No one has ever officially hit a 600-foot home run in MLB or college baseball history. While the legend goes that the longest home run ever hit by Mickey Mantle traveled over 600 feet, that is an unofficial number and research in the decades since suggest it wasn’t true.
What is Shohei Ohtani’s longest home run?
Shohei Ohtani hit a 493-foot home run against the Arizona Diamondbacks during the 2023 season, the longest home run ever hit in his MLB career.
What is Barry Bonds longest home run?
Barry Bonds longest home run ever traveled 499 feet. However, there are no official recordings of home run distances before the StatCast era. It’s believed that the longest home rune ver bit by Bonds happened at Yankee Stadium in 2002, but no official distance was ever provided.
What was the longest home run of 2021 MLB season?
During the 2021 MLB season, we didn’t see any of the deepest homers approach the record for the longest home run ever hit. But some familiar sluggers, including some teammates, deliver huge blasts that left everyone in the stadiums just admiring the baseball as it flew out.

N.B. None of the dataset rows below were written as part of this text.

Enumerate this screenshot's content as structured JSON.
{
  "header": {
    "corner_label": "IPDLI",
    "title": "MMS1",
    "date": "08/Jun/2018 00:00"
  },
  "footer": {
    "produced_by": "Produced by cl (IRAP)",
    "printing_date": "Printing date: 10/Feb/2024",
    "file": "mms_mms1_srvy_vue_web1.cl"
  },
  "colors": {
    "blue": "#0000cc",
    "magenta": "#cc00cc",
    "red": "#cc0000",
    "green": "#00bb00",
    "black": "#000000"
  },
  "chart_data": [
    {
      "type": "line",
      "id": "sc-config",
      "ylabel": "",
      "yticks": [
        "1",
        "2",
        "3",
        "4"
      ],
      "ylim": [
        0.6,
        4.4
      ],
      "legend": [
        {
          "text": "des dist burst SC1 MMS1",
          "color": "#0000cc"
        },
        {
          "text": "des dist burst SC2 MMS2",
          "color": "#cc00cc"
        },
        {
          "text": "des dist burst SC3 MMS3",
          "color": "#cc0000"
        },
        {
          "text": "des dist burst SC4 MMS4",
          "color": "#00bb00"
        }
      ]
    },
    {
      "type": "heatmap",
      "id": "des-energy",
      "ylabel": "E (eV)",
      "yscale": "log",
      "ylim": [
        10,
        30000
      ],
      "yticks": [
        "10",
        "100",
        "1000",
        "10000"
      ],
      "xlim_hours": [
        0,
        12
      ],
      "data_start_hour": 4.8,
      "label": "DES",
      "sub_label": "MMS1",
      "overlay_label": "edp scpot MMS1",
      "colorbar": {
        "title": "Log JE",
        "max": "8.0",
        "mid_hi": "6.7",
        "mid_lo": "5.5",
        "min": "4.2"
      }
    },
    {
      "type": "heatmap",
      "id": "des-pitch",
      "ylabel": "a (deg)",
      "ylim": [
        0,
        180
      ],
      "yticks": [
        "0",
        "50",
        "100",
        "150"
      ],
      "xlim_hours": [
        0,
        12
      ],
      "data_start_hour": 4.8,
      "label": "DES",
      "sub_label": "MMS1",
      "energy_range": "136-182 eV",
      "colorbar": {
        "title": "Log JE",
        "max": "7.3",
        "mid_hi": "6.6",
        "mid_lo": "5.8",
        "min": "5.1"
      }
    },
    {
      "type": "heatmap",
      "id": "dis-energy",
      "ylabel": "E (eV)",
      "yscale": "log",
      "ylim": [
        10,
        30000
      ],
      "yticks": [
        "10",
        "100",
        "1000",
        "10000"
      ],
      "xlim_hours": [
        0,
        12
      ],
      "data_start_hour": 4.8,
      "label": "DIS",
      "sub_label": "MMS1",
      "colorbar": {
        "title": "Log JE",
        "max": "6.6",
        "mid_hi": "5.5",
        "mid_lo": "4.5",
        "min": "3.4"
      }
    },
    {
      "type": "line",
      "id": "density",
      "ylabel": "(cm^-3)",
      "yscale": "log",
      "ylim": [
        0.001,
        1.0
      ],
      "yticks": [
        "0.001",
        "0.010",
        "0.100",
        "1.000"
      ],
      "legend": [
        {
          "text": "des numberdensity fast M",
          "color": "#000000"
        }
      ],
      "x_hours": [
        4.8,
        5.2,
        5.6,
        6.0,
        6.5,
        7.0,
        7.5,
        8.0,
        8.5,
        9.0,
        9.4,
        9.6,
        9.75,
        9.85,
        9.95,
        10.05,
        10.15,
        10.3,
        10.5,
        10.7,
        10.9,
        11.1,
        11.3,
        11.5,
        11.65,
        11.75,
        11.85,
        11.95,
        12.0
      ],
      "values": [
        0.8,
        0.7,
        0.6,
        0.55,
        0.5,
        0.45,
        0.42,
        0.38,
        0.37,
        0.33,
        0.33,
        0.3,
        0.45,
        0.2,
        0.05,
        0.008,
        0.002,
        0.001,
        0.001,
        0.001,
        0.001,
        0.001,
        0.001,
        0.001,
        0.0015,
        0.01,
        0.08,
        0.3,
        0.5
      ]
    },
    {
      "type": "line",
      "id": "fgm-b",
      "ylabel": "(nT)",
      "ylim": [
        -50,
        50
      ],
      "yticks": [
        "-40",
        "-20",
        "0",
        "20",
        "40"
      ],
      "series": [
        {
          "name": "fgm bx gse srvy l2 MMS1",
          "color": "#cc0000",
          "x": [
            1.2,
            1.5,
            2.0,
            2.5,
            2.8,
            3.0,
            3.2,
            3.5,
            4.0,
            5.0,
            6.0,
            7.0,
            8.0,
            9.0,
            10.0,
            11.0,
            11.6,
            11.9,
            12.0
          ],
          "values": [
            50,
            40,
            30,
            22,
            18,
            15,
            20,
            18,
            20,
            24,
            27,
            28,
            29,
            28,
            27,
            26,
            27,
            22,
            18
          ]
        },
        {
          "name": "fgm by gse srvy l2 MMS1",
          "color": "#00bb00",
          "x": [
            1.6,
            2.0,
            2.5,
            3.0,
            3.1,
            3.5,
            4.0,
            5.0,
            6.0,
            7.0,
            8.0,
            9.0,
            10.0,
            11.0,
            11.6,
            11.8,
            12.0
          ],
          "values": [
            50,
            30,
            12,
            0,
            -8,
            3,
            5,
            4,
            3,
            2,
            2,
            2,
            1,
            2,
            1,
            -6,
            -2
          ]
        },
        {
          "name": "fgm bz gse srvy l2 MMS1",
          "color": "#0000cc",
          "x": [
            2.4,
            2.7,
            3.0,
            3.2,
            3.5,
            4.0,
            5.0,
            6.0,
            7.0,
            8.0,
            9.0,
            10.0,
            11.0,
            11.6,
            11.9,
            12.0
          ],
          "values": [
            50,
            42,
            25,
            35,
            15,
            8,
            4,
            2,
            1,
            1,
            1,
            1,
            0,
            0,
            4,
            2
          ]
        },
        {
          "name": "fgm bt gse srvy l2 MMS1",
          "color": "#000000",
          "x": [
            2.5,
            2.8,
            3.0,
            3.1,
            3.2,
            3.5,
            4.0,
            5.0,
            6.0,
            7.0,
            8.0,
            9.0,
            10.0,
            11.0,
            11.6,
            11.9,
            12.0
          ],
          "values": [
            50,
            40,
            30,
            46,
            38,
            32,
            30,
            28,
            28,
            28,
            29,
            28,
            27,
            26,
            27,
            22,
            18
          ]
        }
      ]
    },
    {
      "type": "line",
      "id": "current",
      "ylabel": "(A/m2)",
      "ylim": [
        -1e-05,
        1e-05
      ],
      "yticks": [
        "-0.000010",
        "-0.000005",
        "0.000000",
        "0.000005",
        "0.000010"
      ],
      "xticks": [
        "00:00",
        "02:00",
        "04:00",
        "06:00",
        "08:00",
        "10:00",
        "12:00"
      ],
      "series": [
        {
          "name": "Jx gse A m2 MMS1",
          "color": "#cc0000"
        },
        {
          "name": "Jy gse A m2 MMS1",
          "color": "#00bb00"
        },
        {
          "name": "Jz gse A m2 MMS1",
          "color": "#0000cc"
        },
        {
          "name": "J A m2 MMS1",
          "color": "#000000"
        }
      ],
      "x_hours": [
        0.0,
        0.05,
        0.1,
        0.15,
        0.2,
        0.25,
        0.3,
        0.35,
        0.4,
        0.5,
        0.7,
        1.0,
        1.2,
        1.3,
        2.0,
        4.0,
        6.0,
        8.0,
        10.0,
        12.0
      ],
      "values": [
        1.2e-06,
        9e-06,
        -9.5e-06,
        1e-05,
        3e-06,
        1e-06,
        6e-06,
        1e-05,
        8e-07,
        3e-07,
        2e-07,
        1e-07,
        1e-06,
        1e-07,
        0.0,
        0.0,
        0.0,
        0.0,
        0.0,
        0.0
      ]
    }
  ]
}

Miguel Sanó, Minnesota Twins designated hitter – 495 feet, Fenway Park
It’s been a turbulent career for Minnesota Twins slugger Miguel Sanó. An All-Star selection in 2017, Minnesota’s 6-foot-4 masher is more than capable of hitting one of the longest home runs ever. In August against the Boston Red Sox, Sanó uncorked a 495-foot cannon deep into the night at Fenway Park. We can only imagine how far the ball would have traveled if this moment happened at Coors Field.
Longest MLB home runs 2021
Here are the deepest home runs hit from the 2021 MLB season, with videos from MLB.com.
- Tommy Pham, San Diego Padres outfielder – 486 feet, Coors Field
- Yermín Mercedes, Chicago White Sox catcher – 485 feet, Guaranteed Rate Field
- Adam Duvall, Duvall Atlanta Braves outfielder – 483 feet, Chase Field
- Ronald Acuña Jr, Atlanta Braves outfielder – 481 feet, Truist Park
- Marcell Ozuna, Atlanta Braves outfielder – 479 feet, Truist Park
- Ryan McMahon, Colorado Rockies infielder – 478 feett, Coors Field
- Adam Duvall, Atlanta Braves outfielder – 477 feet, Coors Field
- Fernando Tatís Jr, San Diego Padres shortstop – 477 feet, Coors Field
- Trevor Story, Colorado Rockies shortstop –475 feet, Coors Field
- Miguel Sanó, Minnesota Twins designated hitter –475 feet, Target Field
It comes as no surprise that of the 10 farthest home runs hit, five happened at Coors Field. It’s the most hitter-friendly MLB park thanks to the thin air helping make baseballs fly out of the stadium. Interestingly, Braves’ outfielders account for four of the longest MLB home runs in 2021.
Interestingly, the hardest baseball hit in 2021 didn’t even leave the infield. New York Yankees outfielder Giancarlo Stanton lined a ball off the bat at 122.2 mph this season, but it went directly into the second baseman’s glove and was turned into a double play.